Despite data to support the benefits of surveillance for high-risk populations, the prevalence of adequate screening is unknown but appears to be low. In a population-based retrospective cohort study of patients diagnosed with HCC by Davila et al,[72,78] only 17% of patients in the Medicare database >65 years old received regular examinations for HCC, and 38% were examined inconsistently. Patients at highest risk for inadequate surveillance were those living in urban areas, with lower incomes, and receiving care at nonacademic centers.[72,78] The large retrospective cohort study of Veterans Administration hepatitis C virus patients demonstrated that 88% of patients with cirrhosis did not receive guideline-based HCC surveillance. At 1 year, only 42% received guideline-based surveillance, and rates subsequently fell during the next 2–3 years of follow-up.[79]

QI initiatives to improve HCC outcomes need to provide a system-based approach to improve surveillance in high-risk cohorts to increase survival through earlier detection of tumors. A QI initiative for surveillance of HCC could include the following: (1) a retrospective review of HCC screening in appropriate individuals; (2) intervention, which could include sending reminders to specific patients or physicians, especially for patients at highest risk of missing examinations, or standardized, closed-loop communication with referring primary care physicians; and (3) prospective review of improvements in surveillance after set interventions; these should be assessed and alterations made as needed.

Gastroesophageal Varices

Varices develop in approximately 50% of patients with cirrhosis and are an important factor to consider in determining QI for outpatients with liver disease (second to cost and mortality from variceal bleeding). It is important to evaluate these patients by endoscopy and provide β-blocker therapies as prophylactics. The incidence of varices development is 8% per year, and development is correlated with the severity of liver disease.[80,81] Patients with compensated cirrhosis without varices should be evaluated for varices development by endoscopy at 2- to 3-year intervals, patients with small varices should be evaluated every 1–2 years, and patients with decompensated cirrhosis should be evaluated every year (grade C*).[82,83] The risk of variceal bleeding and liver-related mortality is significantly reduced with β-blocker therapies,[84] and therapy was shown to be cost-effective in primary prophylaxis of variceal bleeding.[85,86]

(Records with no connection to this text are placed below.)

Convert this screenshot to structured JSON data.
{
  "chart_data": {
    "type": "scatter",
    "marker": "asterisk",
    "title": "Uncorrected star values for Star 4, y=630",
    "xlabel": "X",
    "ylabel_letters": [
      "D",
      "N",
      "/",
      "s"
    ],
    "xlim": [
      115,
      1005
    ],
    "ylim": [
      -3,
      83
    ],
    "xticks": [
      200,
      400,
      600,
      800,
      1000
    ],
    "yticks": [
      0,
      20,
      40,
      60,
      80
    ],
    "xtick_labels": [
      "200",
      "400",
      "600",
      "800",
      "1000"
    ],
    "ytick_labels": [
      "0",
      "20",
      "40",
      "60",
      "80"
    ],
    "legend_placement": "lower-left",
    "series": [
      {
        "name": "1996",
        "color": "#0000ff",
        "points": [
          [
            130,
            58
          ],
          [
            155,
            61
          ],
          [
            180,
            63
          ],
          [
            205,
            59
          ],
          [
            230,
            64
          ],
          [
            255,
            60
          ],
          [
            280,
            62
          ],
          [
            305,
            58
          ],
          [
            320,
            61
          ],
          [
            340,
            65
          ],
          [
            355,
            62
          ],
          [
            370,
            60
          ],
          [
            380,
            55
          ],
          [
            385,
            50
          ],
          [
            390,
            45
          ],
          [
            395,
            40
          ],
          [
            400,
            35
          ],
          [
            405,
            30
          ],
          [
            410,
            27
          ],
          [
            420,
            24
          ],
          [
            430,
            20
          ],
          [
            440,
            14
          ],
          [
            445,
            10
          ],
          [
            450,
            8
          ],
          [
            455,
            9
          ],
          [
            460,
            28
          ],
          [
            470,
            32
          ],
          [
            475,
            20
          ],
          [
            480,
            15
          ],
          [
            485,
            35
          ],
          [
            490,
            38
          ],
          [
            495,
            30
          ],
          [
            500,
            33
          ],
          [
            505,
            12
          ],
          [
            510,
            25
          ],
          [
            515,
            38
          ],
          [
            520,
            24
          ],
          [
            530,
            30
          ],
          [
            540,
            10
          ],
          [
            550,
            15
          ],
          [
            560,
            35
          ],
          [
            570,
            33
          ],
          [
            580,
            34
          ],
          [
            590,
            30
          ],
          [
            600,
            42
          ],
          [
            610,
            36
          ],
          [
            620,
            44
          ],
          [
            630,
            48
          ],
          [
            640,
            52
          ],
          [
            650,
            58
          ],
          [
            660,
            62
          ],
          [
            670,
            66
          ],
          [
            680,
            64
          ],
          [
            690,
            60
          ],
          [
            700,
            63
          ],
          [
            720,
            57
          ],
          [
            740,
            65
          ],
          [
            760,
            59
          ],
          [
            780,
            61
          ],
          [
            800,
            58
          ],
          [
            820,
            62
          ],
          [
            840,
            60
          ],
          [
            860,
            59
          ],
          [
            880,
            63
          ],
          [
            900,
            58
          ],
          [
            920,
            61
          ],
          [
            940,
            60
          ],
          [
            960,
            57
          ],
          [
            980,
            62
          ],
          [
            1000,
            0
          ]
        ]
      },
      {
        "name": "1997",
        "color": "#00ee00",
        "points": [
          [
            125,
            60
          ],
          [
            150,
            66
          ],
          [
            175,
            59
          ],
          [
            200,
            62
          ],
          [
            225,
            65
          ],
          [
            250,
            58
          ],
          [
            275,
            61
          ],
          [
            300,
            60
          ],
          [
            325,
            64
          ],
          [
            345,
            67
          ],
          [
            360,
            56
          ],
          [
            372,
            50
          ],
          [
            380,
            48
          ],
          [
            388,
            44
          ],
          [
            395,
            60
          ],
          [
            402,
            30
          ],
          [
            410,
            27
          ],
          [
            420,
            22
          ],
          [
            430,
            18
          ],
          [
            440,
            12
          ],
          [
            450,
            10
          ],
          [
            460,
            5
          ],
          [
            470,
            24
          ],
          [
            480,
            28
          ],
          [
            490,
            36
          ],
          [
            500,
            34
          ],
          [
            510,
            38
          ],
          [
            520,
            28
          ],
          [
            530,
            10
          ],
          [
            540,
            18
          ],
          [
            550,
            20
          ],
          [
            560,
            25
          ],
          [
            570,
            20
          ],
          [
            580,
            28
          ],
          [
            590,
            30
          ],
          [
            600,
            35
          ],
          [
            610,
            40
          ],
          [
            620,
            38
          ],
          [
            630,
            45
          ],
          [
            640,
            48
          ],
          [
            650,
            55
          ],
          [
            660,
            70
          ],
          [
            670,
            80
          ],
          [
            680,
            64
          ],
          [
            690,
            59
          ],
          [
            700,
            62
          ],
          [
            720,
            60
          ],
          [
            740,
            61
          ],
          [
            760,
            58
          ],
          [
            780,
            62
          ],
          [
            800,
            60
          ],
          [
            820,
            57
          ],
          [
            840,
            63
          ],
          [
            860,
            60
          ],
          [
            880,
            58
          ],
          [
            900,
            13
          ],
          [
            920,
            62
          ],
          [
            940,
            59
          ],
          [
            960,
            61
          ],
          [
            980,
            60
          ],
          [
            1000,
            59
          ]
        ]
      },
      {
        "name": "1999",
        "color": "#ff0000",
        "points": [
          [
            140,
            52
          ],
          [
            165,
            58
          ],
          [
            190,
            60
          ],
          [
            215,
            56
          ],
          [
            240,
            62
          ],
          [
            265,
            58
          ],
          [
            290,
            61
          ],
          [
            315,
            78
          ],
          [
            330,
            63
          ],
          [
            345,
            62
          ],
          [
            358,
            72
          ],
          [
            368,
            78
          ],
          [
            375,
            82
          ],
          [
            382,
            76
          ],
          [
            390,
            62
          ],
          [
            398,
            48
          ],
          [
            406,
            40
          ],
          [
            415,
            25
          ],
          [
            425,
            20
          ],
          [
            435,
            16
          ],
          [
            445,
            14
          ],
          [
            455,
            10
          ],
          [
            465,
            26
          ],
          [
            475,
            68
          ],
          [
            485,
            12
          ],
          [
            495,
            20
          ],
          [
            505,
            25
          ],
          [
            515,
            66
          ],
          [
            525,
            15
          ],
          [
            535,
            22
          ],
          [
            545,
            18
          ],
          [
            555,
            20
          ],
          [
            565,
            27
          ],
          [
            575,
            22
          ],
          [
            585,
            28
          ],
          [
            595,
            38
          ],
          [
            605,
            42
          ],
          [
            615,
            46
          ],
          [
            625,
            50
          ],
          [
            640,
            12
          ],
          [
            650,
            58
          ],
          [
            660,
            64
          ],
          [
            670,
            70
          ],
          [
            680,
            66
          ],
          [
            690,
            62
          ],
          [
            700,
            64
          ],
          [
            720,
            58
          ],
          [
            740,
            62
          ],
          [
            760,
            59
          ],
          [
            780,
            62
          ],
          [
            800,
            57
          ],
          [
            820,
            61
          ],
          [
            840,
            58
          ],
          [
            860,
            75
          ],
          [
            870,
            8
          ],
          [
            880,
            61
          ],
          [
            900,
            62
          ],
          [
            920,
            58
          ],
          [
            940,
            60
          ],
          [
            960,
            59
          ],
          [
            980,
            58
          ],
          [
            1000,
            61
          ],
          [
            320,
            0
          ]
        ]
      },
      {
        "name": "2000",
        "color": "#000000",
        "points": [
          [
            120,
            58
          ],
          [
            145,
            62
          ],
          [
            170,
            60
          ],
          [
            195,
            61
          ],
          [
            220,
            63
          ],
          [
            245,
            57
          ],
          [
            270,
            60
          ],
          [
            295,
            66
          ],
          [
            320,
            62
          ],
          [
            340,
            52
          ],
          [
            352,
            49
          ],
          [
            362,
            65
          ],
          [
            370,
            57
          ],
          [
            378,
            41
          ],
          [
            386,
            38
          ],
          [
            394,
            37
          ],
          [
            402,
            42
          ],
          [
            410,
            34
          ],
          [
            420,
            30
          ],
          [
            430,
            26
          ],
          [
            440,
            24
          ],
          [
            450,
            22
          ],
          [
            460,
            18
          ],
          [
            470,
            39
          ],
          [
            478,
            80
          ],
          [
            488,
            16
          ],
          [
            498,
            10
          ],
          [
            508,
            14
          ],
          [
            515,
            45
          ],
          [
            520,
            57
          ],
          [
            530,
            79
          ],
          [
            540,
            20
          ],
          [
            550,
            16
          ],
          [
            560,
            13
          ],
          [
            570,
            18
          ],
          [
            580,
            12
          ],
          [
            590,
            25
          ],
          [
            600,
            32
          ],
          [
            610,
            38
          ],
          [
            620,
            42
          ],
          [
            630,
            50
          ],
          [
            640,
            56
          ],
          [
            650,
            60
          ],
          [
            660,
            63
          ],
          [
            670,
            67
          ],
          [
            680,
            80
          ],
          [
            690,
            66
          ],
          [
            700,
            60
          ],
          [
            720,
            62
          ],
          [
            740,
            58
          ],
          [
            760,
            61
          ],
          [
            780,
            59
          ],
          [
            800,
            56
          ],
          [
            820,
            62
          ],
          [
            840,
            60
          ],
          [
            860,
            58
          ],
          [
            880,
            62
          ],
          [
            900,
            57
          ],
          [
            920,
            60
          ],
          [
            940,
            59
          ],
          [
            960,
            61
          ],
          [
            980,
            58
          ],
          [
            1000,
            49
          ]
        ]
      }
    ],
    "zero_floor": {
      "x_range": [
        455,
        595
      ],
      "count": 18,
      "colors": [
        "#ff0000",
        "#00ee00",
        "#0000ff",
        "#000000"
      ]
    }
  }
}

Surveillance and treatment of varices have been found to be lower than would be suggested on the basis of guidelines.[87] QI initiatives should address inadequate screening and prophylaxis. One could consider the following: (1) reviewing the numbers of routine examinations patients receive for varices and comparing these with recommendations from guidelines; (2) identifying barriers to appropriate screening; (3) creating and testing computer-based templates to document patients' heart rates at each visit to ensure proper doses of β-blockers; and (4) creating a screening sheet for patients with advanced liver disease to improve follow-up and communication with referring physicians.